Biggest possession of the year. Everyone knew the Knicks would go to Carmelo. What was refreshing was how they did it. Unlike recent years, when close-and-late situations meant Melo holding the ball for 22 seconds, then trying to create something from nothing, the Knicks actually ran some actions. Guys cut, and screened, and moved. Consequently, their defenders had to keep moving, too. Cleveland's defense couldn't just sit there and square up for Carmelo. When he got the ball, he had plenty of room to go at Cleveland's new small forward one-on-one. Swish. On their last meaningful defensive possession, the Knicks didn't threaten to commit any silly fouls. They weren't over-aggressive. They contested everyone behind the three-point line and appeared willing to concede the two. The Cavs, down 5 with 25 seconds left, got three-happy too early.

It's been a while since the Knicks won a game where so many guys contributed such strong efforts. This was the kind of win you like to let linger and soak in. There was teamwork. There were moments of indisputable basketball IQ. After the hype over Phil Jackson last spring, a summer of uncertainty over the direction the franchise (via Carmelo) would take, and the typical preseason that titillates without telling us anything, this night wasn't about potential. It wasn't about 2015, or 2016. It wasn't even about Cleveland's new small forward. This was about the Knicks. This was about performance, pride, and some tangible, immediate successes.

Other notes:

--Fisher played twelve guys in the first half. Twelve! Ten Knicks played 13+ minutes. Somewhere, Rolando Blackman is smiling.

--The lineup that brought the Knicks from seven down to the lead was Melo-free. Larkin, Wear, Amar'e, and the Smith Brothers led the charge. (P.S. Isn't it great when "Smith Brothers" doesn't involve Chris?)

--Two games does not a trend make, but when it comes to turnovers, so far this team's looking closer to 2013 than 2014, which is great. Fifteen tonight versus thirty assists. Nice. Very nice.

--The Knicks 24-second violations/near-violations weren't the result of maniacal defense locking them down. At least a half-dozen times, a guard would calmly pass the ball to a big man with 2-3 seconds on the shot clock, with neither player apparently aware of the time.

--Quincy Acy: 22 minutes. 8 points. 10 rebounds (6 offensive). You can keep Kevin Love, Cleveland? We're good.

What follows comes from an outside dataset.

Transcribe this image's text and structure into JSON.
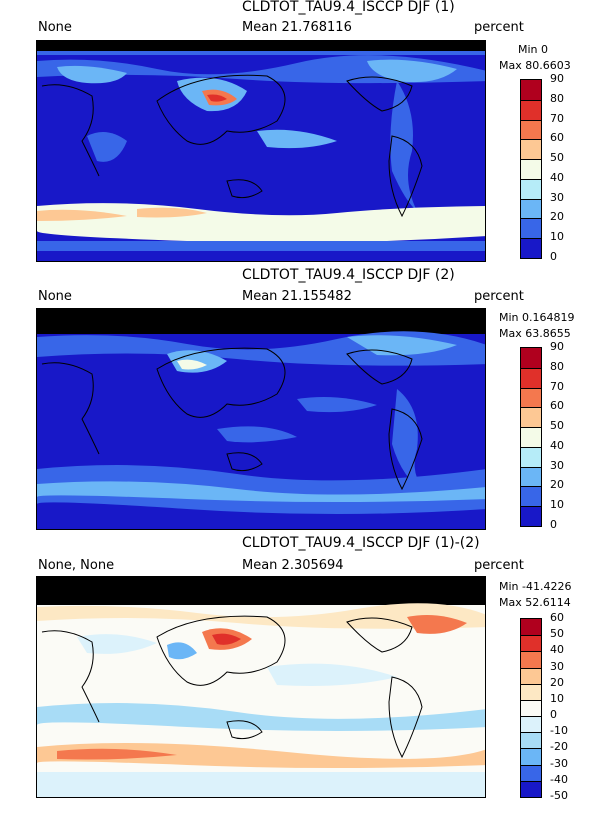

--Shumpert took on a lot of the ball-handling late. He wasn't pressed too hard, but he handled it well. This was the beautiful blue moon Shumpert game that leaves his fans salivating. He was active and involved throughout the game, as he often is in big games. In one especially lovely sequence, Shump was allowed to work one-on-one against Dion Waiters, made a nice move off the dribble to draw a foul, then followed up the next possession with an off-the-bounce jumper. He also did a nice job cutting off Waiters' penetration all night, and even drew a foul on a three. Helped out on the boards. Rescued a woman tied to train tracks from a mustache-twirling ne'er do well. Good work, Shump.

--30 Knick assists! On 37 Knick baskets!

--At the start of the 4th quarter, TNT spoke with David Blatt. I thought he'd sound like Vladimir Putin. He sounded like Frank Vogel. My ears were scandalized.

--Someone somewhere once did the worst thing anyone anywhere has ever done. And Kevin Hart has a picture of them doing it. And that's why Kevin Hart Kevin Harts. Halftime treat: Marv Albert smiling while biting his lip, trying to bring the focus back to the game. I miss you, Marv. Mike Breen will always be Dick Sergeant to your Dick York.

--Is there a worse finisher on the break, as far as star players who can dunk, than Carmelo?

--High point for the Cavs tonight: the pregame intro, when the arena was darkened and all the fans were waving what looked like red swords. It was like 18,000 Sith Lords descended on Cleveland.

--Low point for the Cavs: those new unis. Good God...

In baseball, they say momentum is tomorrow's starting pitcher. For the Knicks, momentum is a home game Sunday vs. Charlotte. Lose that and they're 1-2. Win and there's cause for optimism. Tonight the Knicks got a view of their ceiling. Sunday's a chance to establish something even more meaningful: consistency. But Sunday's a thousand years away. That happy, well-earned buzz you'll fall asleep with tonight and wake up with tomorrow? That's all yours, Knick fans.